Gaudin, T. J. 1999. The morphology of xenarthrous vertebrae (Mammalia: Xenarthra). Fieldiana: Geology 41, 1-38.
– . & Branham, D. G. 1998. The phylogeny of the Myrmecophagidae (Mammalia, Xenarthra, Vermilingua) and the relationship of Eurotamandua to the Vermilingua. Journal of Mammalian Evolution 5, 237-265.
Rose, K. D. 1999. Eurotamandua and Palaeanodonta: convergent or related? Paläontologische Zeitschrift 73, 395-401.
– . & Emry, R. J. 1993. Relationships of Xenarthra, Pholidota, and fossil “edentates”: the morphological evidence. In Szalay, F. S., Novacek, M. J. & McKenna, M. C. (eds) Mammal Phylogeny (placentals). Springer (New York), pp. 81-102.
Shoshani, J., McKenna, M. C., Rose, K. D. & Emry, R. J. 1997. Eurotamandua is a pholidotan not a xenarthran.

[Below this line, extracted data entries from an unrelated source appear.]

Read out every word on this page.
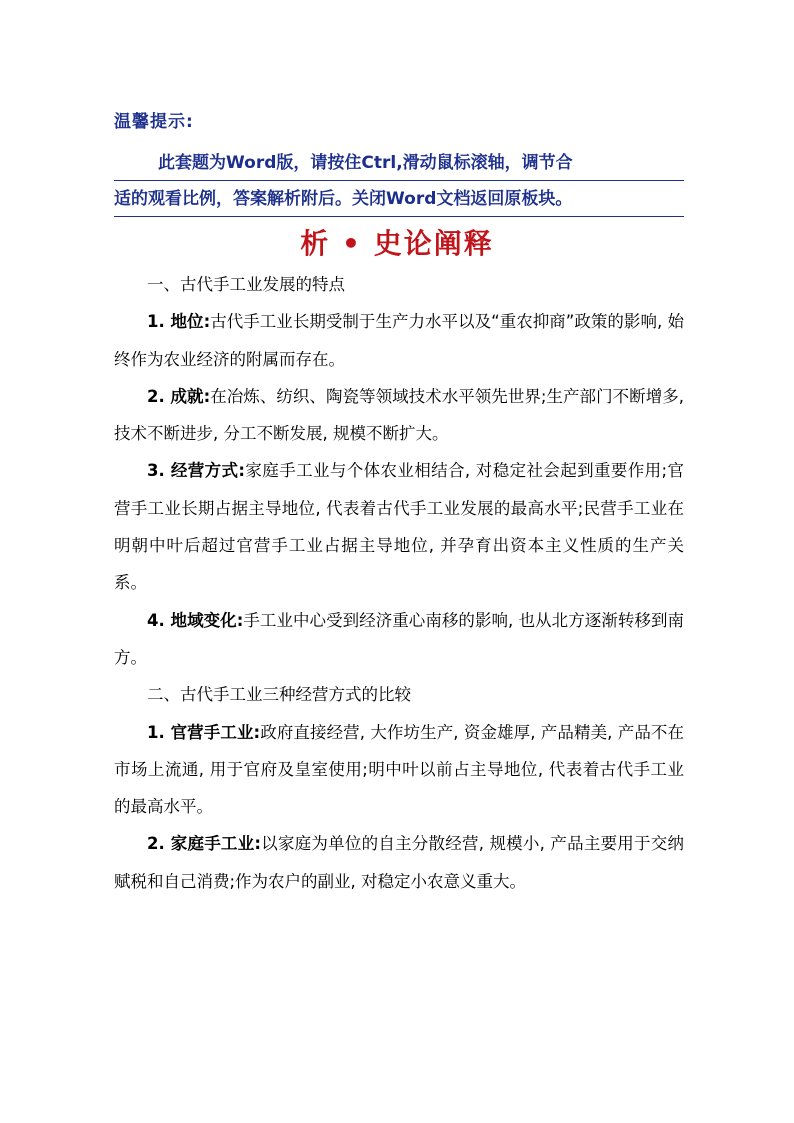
温馨提示:
此套题为Word版，请按住Ctrl,滑动鼠标滚轴，调节合
适的观看比例，答案解析附后。关闭Word文档返回原板块。
析 • 史论阐释

一、古代手工业发展的特点

1. 地位:古代手工业长期受制于生产力水平以及“重农抑商”政策的影响, 始终作为农业经济的附属而存在。

2. 成就:在冶炼、纺织、陶瓷等领域技术水平领先世界;生产部门不断增多, 技术不断进步, 分工不断发展, 规模不断扩大。

3. 经营方式:家庭手工业与个体农业相结合, 对稳定社会起到重要作用;官营手工业长期占据主导地位, 代表着古代手工业发展的最高水平;民营手工业在明朝中叶后超过官营手工业占据主导地位, 并孕育出资本主义性质的生产关系。

4. 地域变化:手工业中心受到经济重心南移的影响, 也从北方逐渐转移到南方。

二、古代手工业三种经营方式的比较

1. 官营手工业:政府直接经营, 大作坊生产, 资金雄厚, 产品精美, 产品不在市场上流通, 用于官府及皇室使用;明中叶以前占主导地位, 代表着古代手工业的最高水平。

2. 家庭手工业:以家庭为单位的自主分散经营, 规模小, 产品主要用于交纳赋税和自己消费;作为农户的副业, 对稳定小农意义重大。
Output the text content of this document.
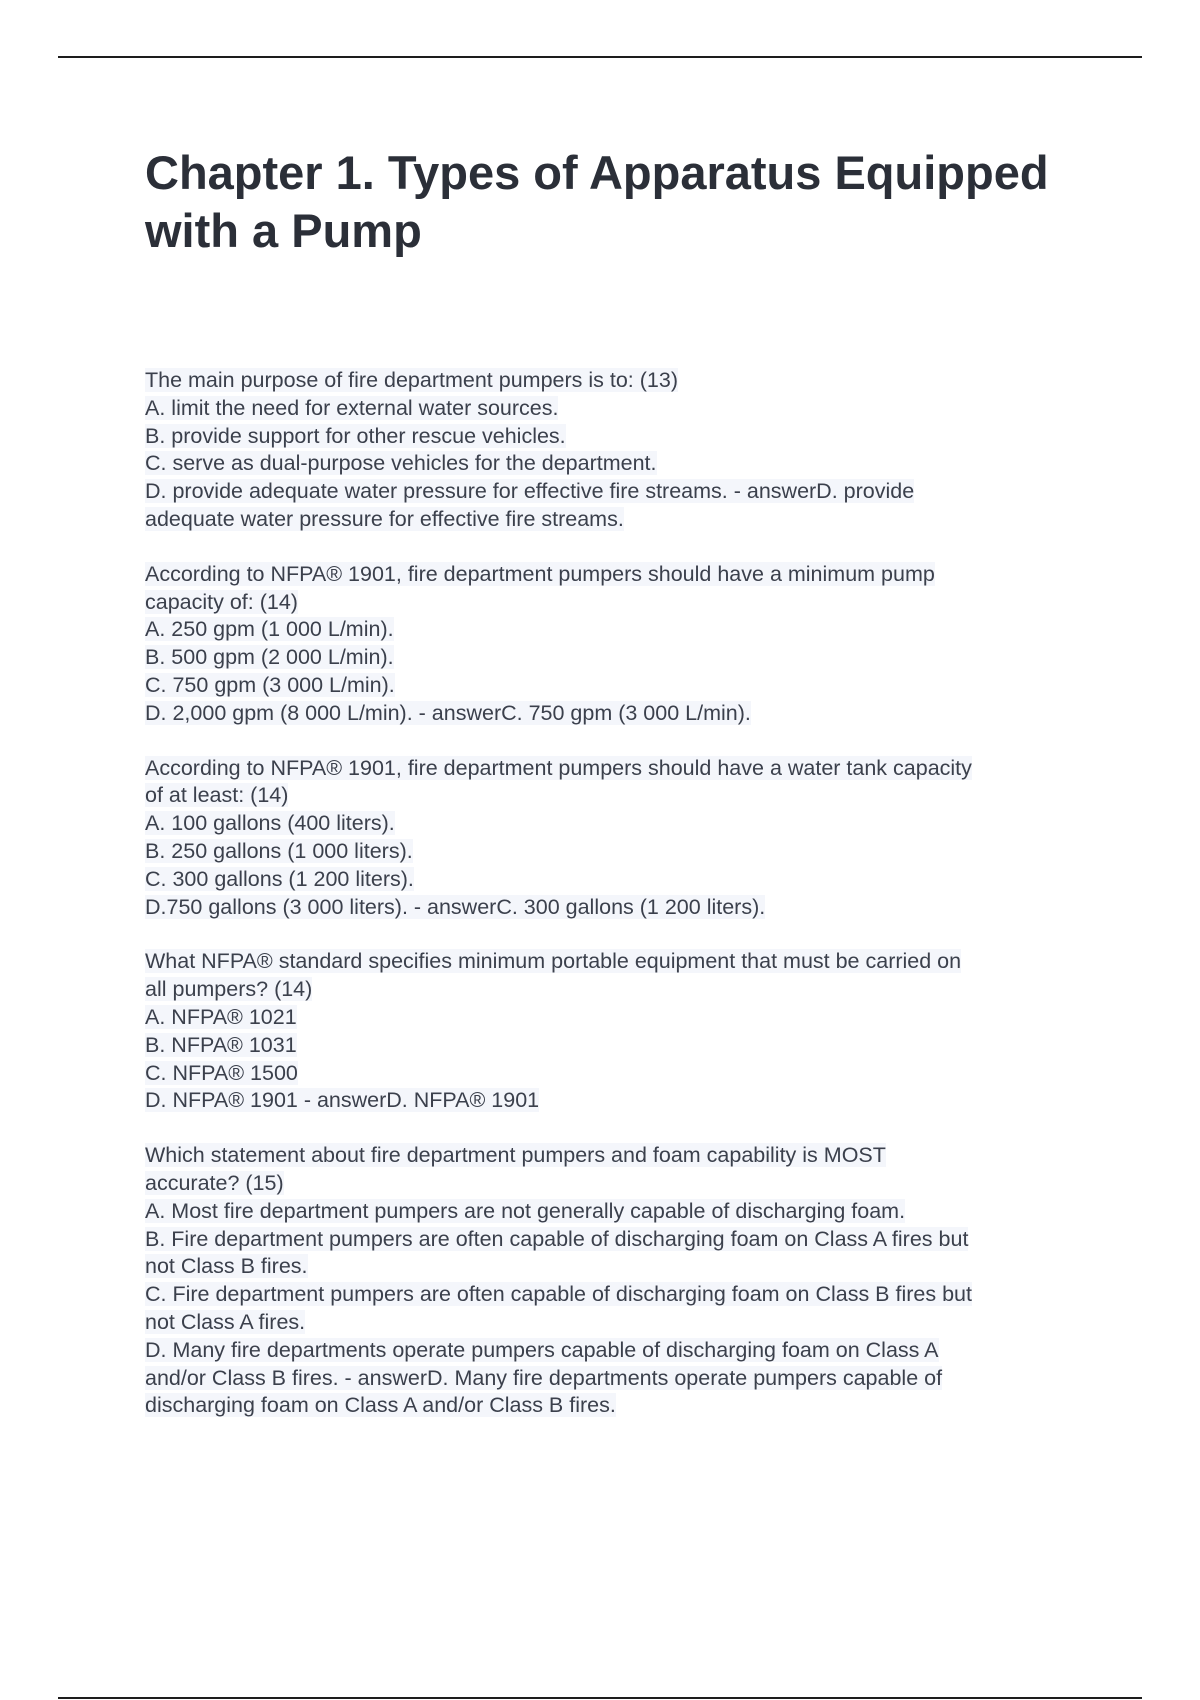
Chapter 1. Types of Apparatus Equipped
with a Pump
The main purpose of fire department pumpers is to: (13)
A. limit the need for external water sources.
B. provide support for other rescue vehicles.
C. serve as dual-purpose vehicles for the department.
D. provide adequate water pressure for effective fire streams. - answerD. provide
adequate water pressure for effective fire streams.
According to NFPA® 1901, fire department pumpers should have a minimum pump
capacity of: (14)
A. 250 gpm (1 000 L/min).
B. 500 gpm (2 000 L/min).
C. 750 gpm (3 000 L/min).
D. 2,000 gpm (8 000 L/min). - answerC. 750 gpm (3 000 L/min).
According to NFPA® 1901, fire department pumpers should have a water tank capacity
of at least: (14)
A. 100 gallons (400 liters).
B. 250 gallons (1 000 liters).
C. 300 gallons (1 200 liters).
D.750 gallons (3 000 liters). - answerC. 300 gallons (1 200 liters).
What NFPA® standard specifies minimum portable equipment that must be carried on
all pumpers? (14)
A. NFPA® 1021
B. NFPA® 1031
C. NFPA® 1500
D. NFPA® 1901 - answerD. NFPA® 1901
Which statement about fire department pumpers and foam capability is MOST
accurate? (15)
A. Most fire department pumpers are not generally capable of discharging foam.
B. Fire department pumpers are often capable of discharging foam on Class A fires but
not Class B fires.
C. Fire department pumpers are often capable of discharging foam on Class B fires but
not Class A fires.
D. Many fire departments operate pumpers capable of discharging foam on Class A
and/or Class B fires. - answerD. Many fire departments operate pumpers capable of
discharging foam on Class A and/or Class B fires.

Journal of Vertebrate Paleontology 17 (supp. 3), 76A.
Storch, G. 1981. Eurotamandua joresi, ein Myrmecophagidae aus dem Eozän der “Grube Messel” bei Darmstadt (Mammalia, Xenarthra). Senckenbergiana lethaea 61, 247-289.
– . & Habersetzer, J. 1991. Rückverlagerte Choanen und akzessorische Bulla tympanica bei rezenten Vermilingua und Eurotamandua aus dem Eozän von Messel (Mammalia: Xenarthra). Zeitschrift für Säugetierkunde 56, 257-271.
Szalay, F. S. & Schrenk, F. 1998. The Middle Eocene Eurotamandua and a Darwinian phylogenetic analysis of “edentates”. Kaupia 7, 97-186.